LE RQGE ENDOSSE LA PLAINTE COLLECTIVE DES ARRÊTÉS-ES DU 10 OCTOBRE 2013

Montréal, le 29 avril 2014 – Le Réseau québécois des groupes écologistes (RQGE) annonce aujourd’hui son soutien à la trentaine de personnes séquestrées dans une « souricière » le 10 octobre dernier, à l’occasion d’une manifestation contre un projet d’oléoduc.

Plus tôt ce mois-ci, le groupe d’arrêtés-es, avec l’appui du RQGE, a déposé une plainte à la Commission des droits de la personne et des droits de la jeunesse (CDPDJ) contre la Ville de Montréal et le Service de police de la Ville de Montréal (SPVM). Le motif de la plainte consiste en la discrimination politique dont les plaignants-es estiment avoir été victimes.

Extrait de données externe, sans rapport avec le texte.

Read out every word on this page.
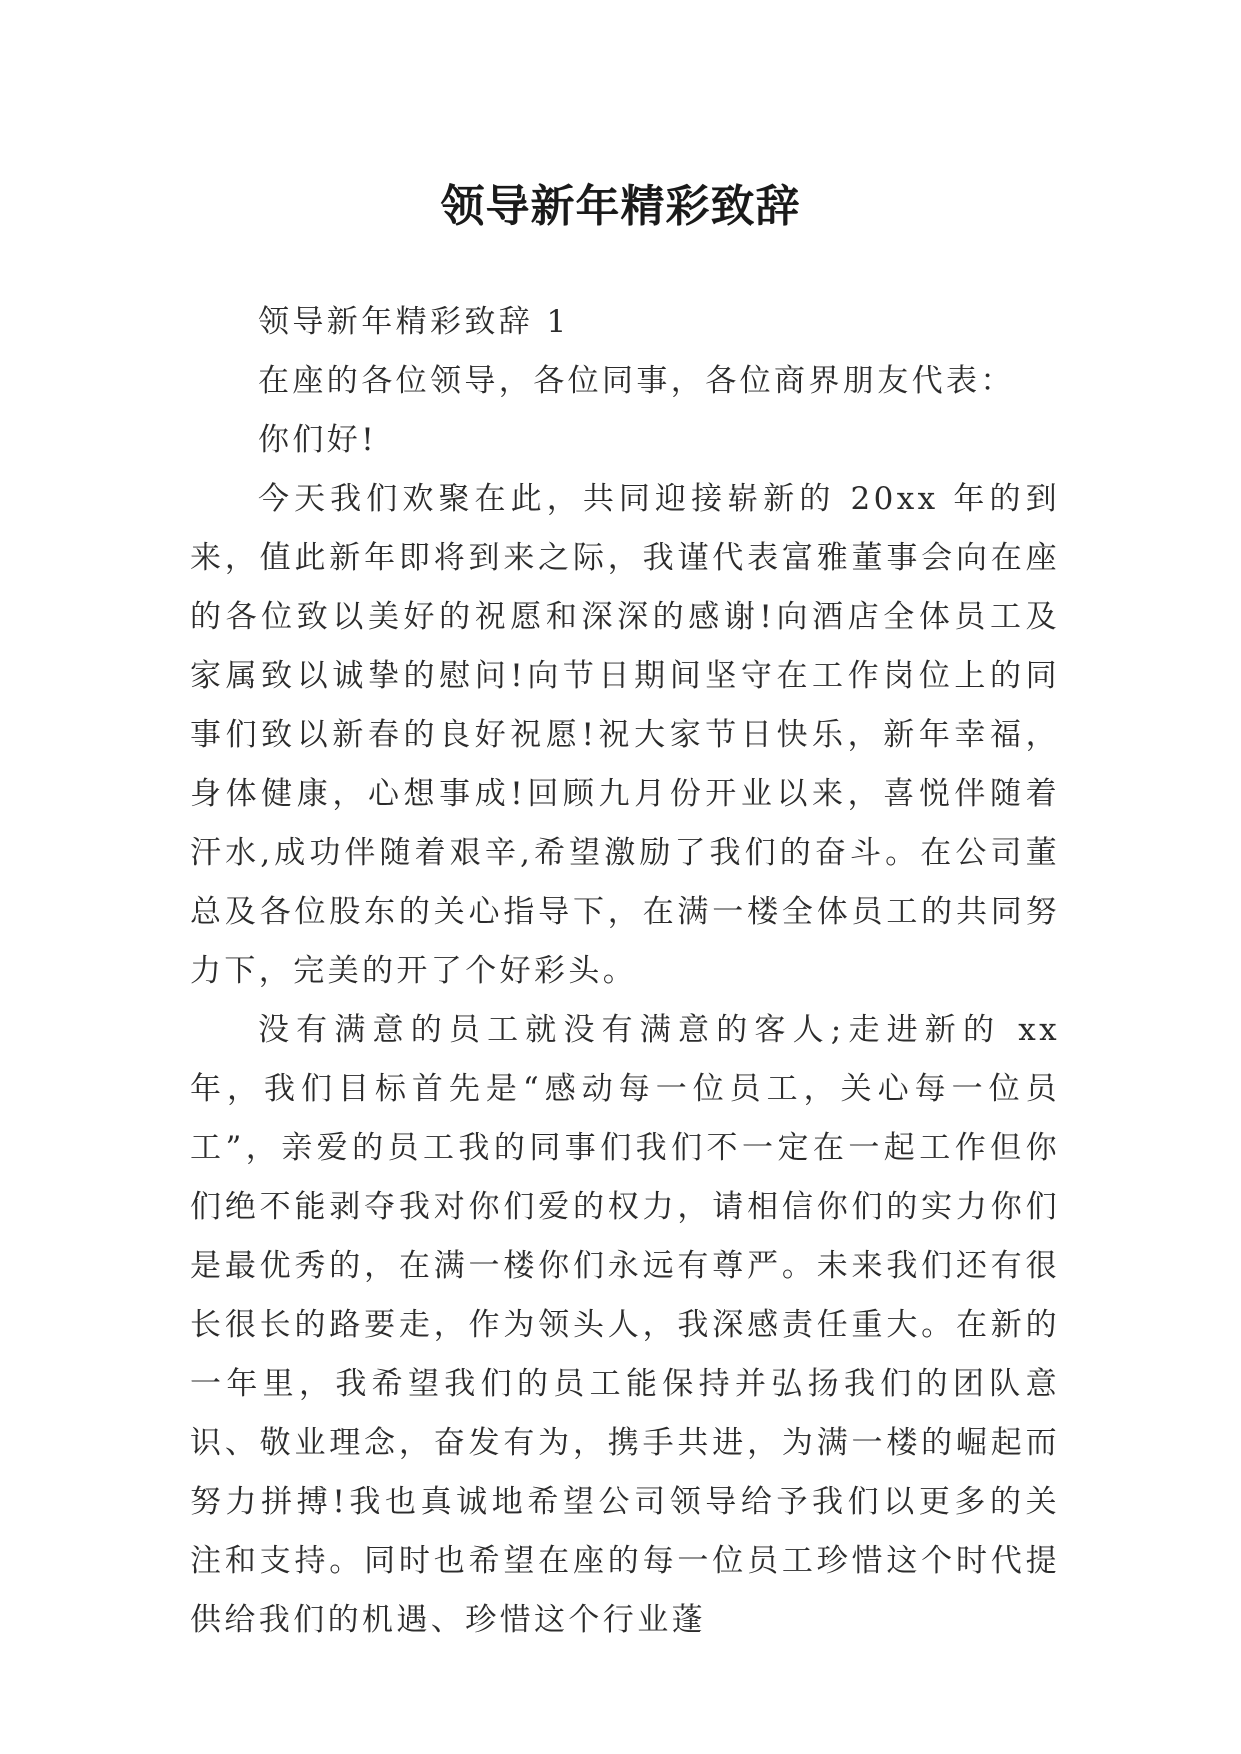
领导新年精彩致辞

领导新年精彩致辞 1

在座的各位领导，各位同事，各位商界朋友代表：

你们好!

今天我们欢聚在此，共同迎接崭新的 20xx 年的到来，值此新年即将到来之际，我谨代表富雅董事会向在座的各位致以美好的祝愿和深深的感谢!向酒店全体员工及家属致以诚挚的慰问!向节日期间坚守在工作岗位上的同事们致以新春的良好祝愿!祝大家节日快乐，新年幸福，身体健康，心想事成!回顾九月份开业以来，喜悦伴随着汗水,成功伴随着艰辛,希望激励了我们的奋斗。在公司董总及各位股东的关心指导下，在满一楼全体员工的共同努力下，完美的开了个好彩头。

没有满意的员工就没有满意的客人;走进新的 xx 年，我们目标首先是“感动每一位员工，关心每一位员工”，亲爱的员工我的同事们我们不一定在一起工作但你们绝不能剥夺我对你们爱的权力，请相信你们的实力你们是最优秀的，在满一楼你们永远有尊严。未来我们还有很长很长的路要走，作为领头人，我深感责任重大。在新的一年里，我希望我们的员工能保持并弘扬我们的团队意识、敬业理念，奋发有为，携手共进，为满一楼的崛起而努力拼搏!我也真诚地希望公司领导给予我们以更多的关注和支持。同时也希望在座的每一位员工珍惜这个时代提供给我们的机遇、珍惜这个行业蓬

Enjeux cruciaux, citoyens-nes muselés-es

La manifestation écologiste, anticapitaliste et anticoloniale avait été initiée sur Internet et les réseaux sociaux par aucun groupe en particulier. Elle visait à dénoncer le projet d’inversion de la ligne 9B d’Enbridge, de même que le processus biaisé des audiences de l’Office national de l’énergie (ONÉ) sur le sujet, lesquelles se tenaient à Montréal cette journée-là.

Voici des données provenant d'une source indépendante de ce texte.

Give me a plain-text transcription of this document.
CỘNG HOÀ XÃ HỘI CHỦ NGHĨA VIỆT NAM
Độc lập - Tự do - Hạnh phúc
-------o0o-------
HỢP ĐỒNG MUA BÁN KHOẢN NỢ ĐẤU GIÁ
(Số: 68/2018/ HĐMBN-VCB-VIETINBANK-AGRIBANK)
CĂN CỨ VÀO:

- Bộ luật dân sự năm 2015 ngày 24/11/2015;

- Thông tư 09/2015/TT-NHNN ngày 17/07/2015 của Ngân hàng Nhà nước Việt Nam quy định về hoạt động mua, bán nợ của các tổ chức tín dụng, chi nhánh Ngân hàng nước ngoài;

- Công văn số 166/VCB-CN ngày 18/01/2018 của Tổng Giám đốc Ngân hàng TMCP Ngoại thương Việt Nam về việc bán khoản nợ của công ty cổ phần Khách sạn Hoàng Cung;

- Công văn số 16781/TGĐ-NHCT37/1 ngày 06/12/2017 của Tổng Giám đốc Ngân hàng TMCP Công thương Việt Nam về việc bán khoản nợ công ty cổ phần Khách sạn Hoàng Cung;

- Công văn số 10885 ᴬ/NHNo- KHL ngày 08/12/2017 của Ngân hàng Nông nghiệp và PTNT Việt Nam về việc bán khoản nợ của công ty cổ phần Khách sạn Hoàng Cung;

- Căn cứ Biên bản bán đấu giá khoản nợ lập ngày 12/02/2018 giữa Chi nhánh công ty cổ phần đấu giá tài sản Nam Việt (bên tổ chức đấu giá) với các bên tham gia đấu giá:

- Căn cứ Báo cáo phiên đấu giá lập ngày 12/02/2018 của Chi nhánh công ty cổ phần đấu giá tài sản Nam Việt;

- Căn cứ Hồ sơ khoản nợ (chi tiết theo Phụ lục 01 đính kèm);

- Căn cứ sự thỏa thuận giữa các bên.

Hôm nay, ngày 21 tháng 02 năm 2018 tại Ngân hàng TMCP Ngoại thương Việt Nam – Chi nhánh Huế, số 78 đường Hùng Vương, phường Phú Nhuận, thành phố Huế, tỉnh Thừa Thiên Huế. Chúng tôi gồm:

« Vu les risques graves d’un tel projet pour l’environnement et la santé publique, le bilan pitoyable d’Enbridge, les dommages causés en amont par l’industrie des sables bitumineux et les enjeux d’une économie basée sur le pétrole, la moindre des choses aurait été de permettre aux voix citoyennes d’être entendues », estime le groupe d’arrêtés-es. « Mais le passage du projet de loi C-38 est venu compliquer et limiter drastiquement l’éligibilité du public aux audiences de l’ONÉ, au point de rendre le processus complètement antidémocratique. »

Profilage politique

Dans la rue aussi, les manifestants-es ont été empêchés-es de livrer leur message. Le SPVM était présent en très grand nombre avant même le début de la manifestation, qu’il a rapidement contrainte au trottoir avant de séquestrer arbitrairement une trentaine de personnes sur place en les encerclant. Celles-ci ont reçu un constat d’infraction en vertu du règlement municipal P-6. L’événement se déroulait pourtant calmement et rien ne justifiait une intervention policière aussi musclée et expéditive. Tout porte à croire alors qu’un traitement particulier a été appliqué en fonction des convictions politiques présumées ou réelles des manifestants-es, ce qui constitue une forme de discrimination.

« Notre plainte cherche à faire reconnaître la réalité du profilage politique dans le traitement des manifestations à Montréal », explique le groupe. « L’itinéraire n’avait pas été divulgué au SPVM, mais c’est le cas de bien d’autres manifestations récentes qui n’ont pourtant pas été réprimées. La forte présence des policiers sur les lieux du rassemblement et le fait de nous avoir poussés sur le trottoir même si nous respections leurs directives, entre autres éléments, sont des indices que l’intervention était décidée d’avance. Cette discrimination n’est pas sans conséquence : elle a entraîné une atteinte à notre liberté d’expression et à notre dignité. D’une part, on nous a empêchés de manifester à ce moment-là en plus de nous décourager à le faire dans le futur. D’autre part, on nous a traités avec peu de considération, en nous détenant dans un coin exigu à l’abri du regard des passants. »

Prochaines étapes

Les plaignants-es souhaitent que la Commission, qui a déjà publié des rapports sur les profilages social et racial, se penche sur le profilage politique qu’ils et elles ont subi et qui est très fréquent. Ils et elles demandent des mesures de redressement concrètes : des condamnations monétaires visant la Ville de Montréal et le SPVM, des excuses officielles de leur part, une reconnaissance publique de la violation des droits et libertés des personnes qui subissent des arrestations de masse et finalement, l’abrogation du règlement P-6 qui laisse beaucoup trop de place à l’arbitraire policier.

La plainte doit d’abord être évaluée par la Commission, qui décidera si elle décide d’intervenir ou non dans le dossier. Une démarche similaire a été entreprise par un groupe de personnes arrêtées lors de la manifestation du Collectif opposé à la brutalité policière (COBP) du 15 mars 2013. Cette plainte a été jugée recevable par la Commission, ce qui nous permet d’être optimistes.